Hukuken neler yapılabilir bu konuda sizce?

- Çok kapsamlı çalışmalar var akademik camiada. Hepsi de kıymetli. Ancak artık dijital haklar ve aile kavramı, dijital çağda çocukların işlediği suçlar bağlamına da yönelmekte fayda var. Bunu sadece olumsuzlama anlamında söylemiyor. Küçük yaşta, bilgisayarın dilini çözen bu beyinlerin, meydana getirdikleri zararlar hukukun konusu ancak bunların “zeki çocuklar” olduğunu da bilerek hareket etmek gerekiyor. Belki dijital çağa dair başı sonu belli bir yönetmelik ve ailelerin alması gereken tedbirleri amir hüküm haline getiren ve bu suretle yön gösteren normatif verilere ihtiyaç var. Bu işin hukuki yönü. Ancak sadece hukukçuların ortaya çıkarabileceği bir iş değil!

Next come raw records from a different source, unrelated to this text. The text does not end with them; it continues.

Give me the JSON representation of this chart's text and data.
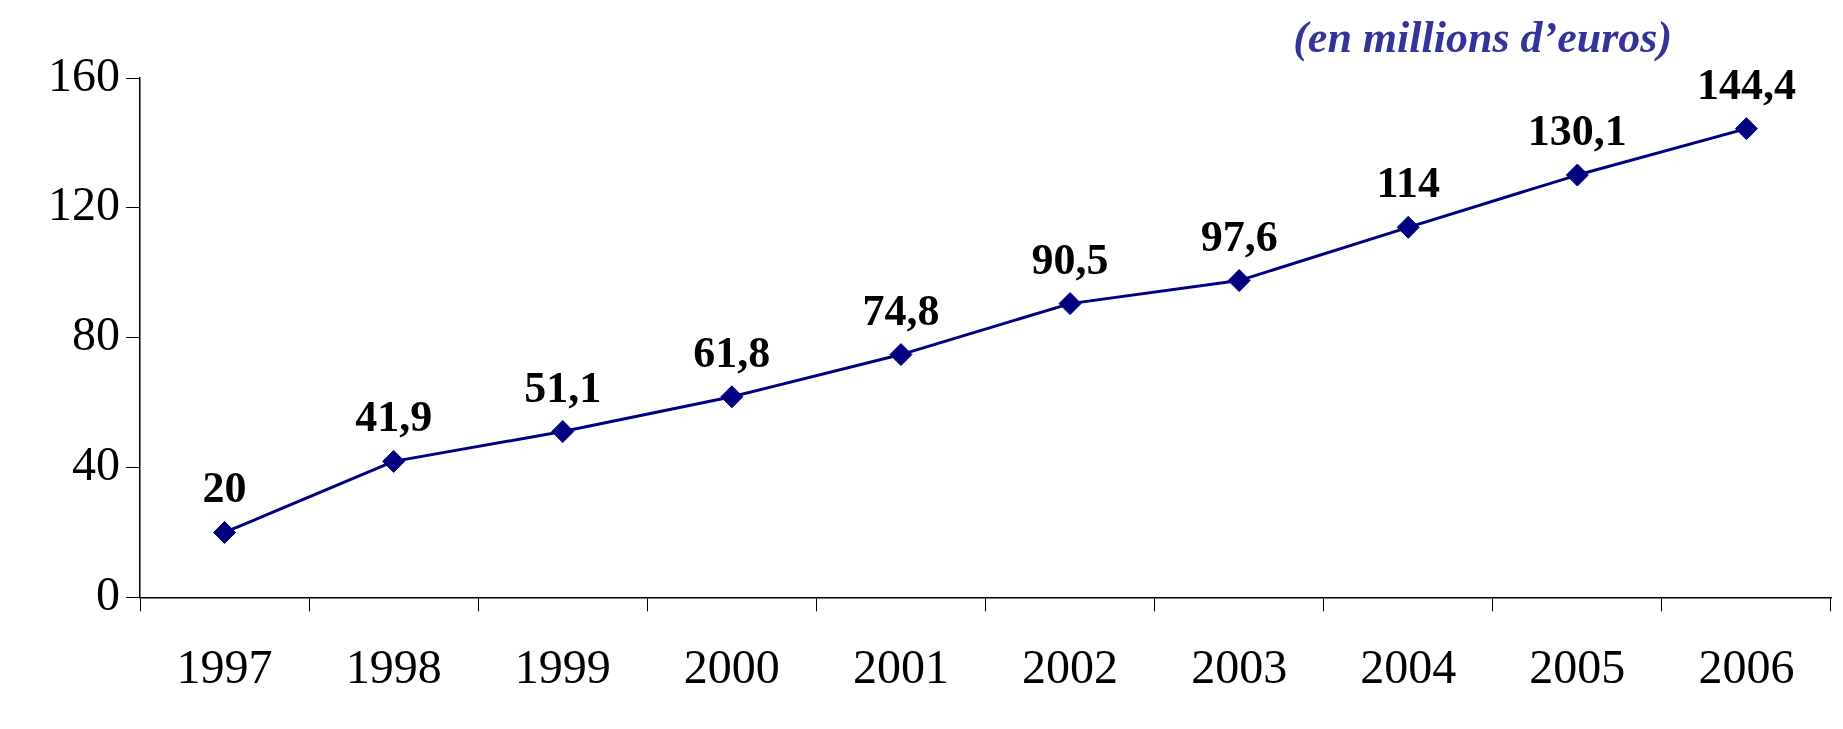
{
  "chart_data": {
    "type": "line",
    "title": "(en millions d’euros)",
    "categories": [
      "1997",
      "1998",
      "1999",
      "2000",
      "2001",
      "2002",
      "2003",
      "2004",
      "2005",
      "2006"
    ],
    "values": [
      20,
      41.9,
      51.1,
      61.8,
      74.8,
      90.5,
      97.6,
      114,
      130.1,
      144.4
    ],
    "value_labels": [
      "20",
      "41,9",
      "51,1",
      "61,8",
      "74,8",
      "90,5",
      "97,6",
      "114",
      "130,1",
      "144,4"
    ],
    "color": "#000080",
    "marker": "diamond",
    "line_style": "solid",
    "ylim": [
      0,
      160
    ],
    "yticks": [
      0,
      40,
      80,
      120,
      160
    ],
    "grid": false,
    "legend": false
  }
}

Teşekkür ederim Cüneyd Bey, son olarak neler söylemek

istersiniz?

-  İlginiz için ve bu mülakat için teşekkür ederim. Konu yeni yeni gündemimize giriyor. Çocukların mağduriyeti üzerinden çok konuşuldu, yazıldı ancak internet ile çocukların bir fail konumuna gelmesi siz bahsedince dikkatimi çeken bir konu oldu. Daha çok konuşulacak yönü olduğunu düşünüyorum. Ancak konunun genel ve yalın içeriği bu konuştuklarımızdan ibaret. Bu imkân için size ve ekibinize teşekkür ediyorum Müjdat Bey.

Cüneyd Altıparmak kimdir?

2003’de Dicle Üniversitesi Hukuk Fakültesinden mezun oldu. 2007’de Selçuk Üniversitesinde yüksek lisansını tamamladı.

2008 yılında William Mitchell College of Law’da (Minnesota, ABD)

ABD Hukuku ve Uluslararası Ticaret Hukuku alanındaki eğitime katıldı.  2008-2011 yılları arasında; AİHM, Avrupa Konseyi, Uluslararası Ceza Mahkemesi, Berlin Üniversitesi, Hollanda

Yüksek Yargı Organları, ABD Suprime Court, Capito, Northeast, Harvard, Almanya Max Planck

Ensitüsü, Frieburg Üniversitesini kapsayan bir dizi eğitim ve inceleme programlarına iştirak etti. Bahçeşehir Üniversitesinin düzenlediği ileri düzey hukuk eğitimlerini tamamladı. 2019’da TOBB

Üniversitesi SEM’de MBA eğitimi aldı. 2020’de Maharashtra National Law University’nin “Course in International Arbitration” (Mumbai, Hindistan) adlı kursunu tamamladı.  Hukuk Fakültesi son sınıfta iken “hukuk eğitimi” konusunda yazdığım makale ile TBB Faruk Erem Ödülünü (2002)

almıştır. Hali hazırda Türkiye Kent Konseyleri Birliğinin, İnternet Medya ve Bilişim Federasyonu,

Dijital Haklar Platformu Hukuk Danışmanlığı görevlerini yürütmektedir. İnternet ve özellikle sosyal medyanın kuralları ile hukuk bağlamında çeşitli yazıları bulunan Altıparmak Ceza, İdare ve

Mülkiyet konularında yayınlanmış sekiz kitabı bulunmaktadır.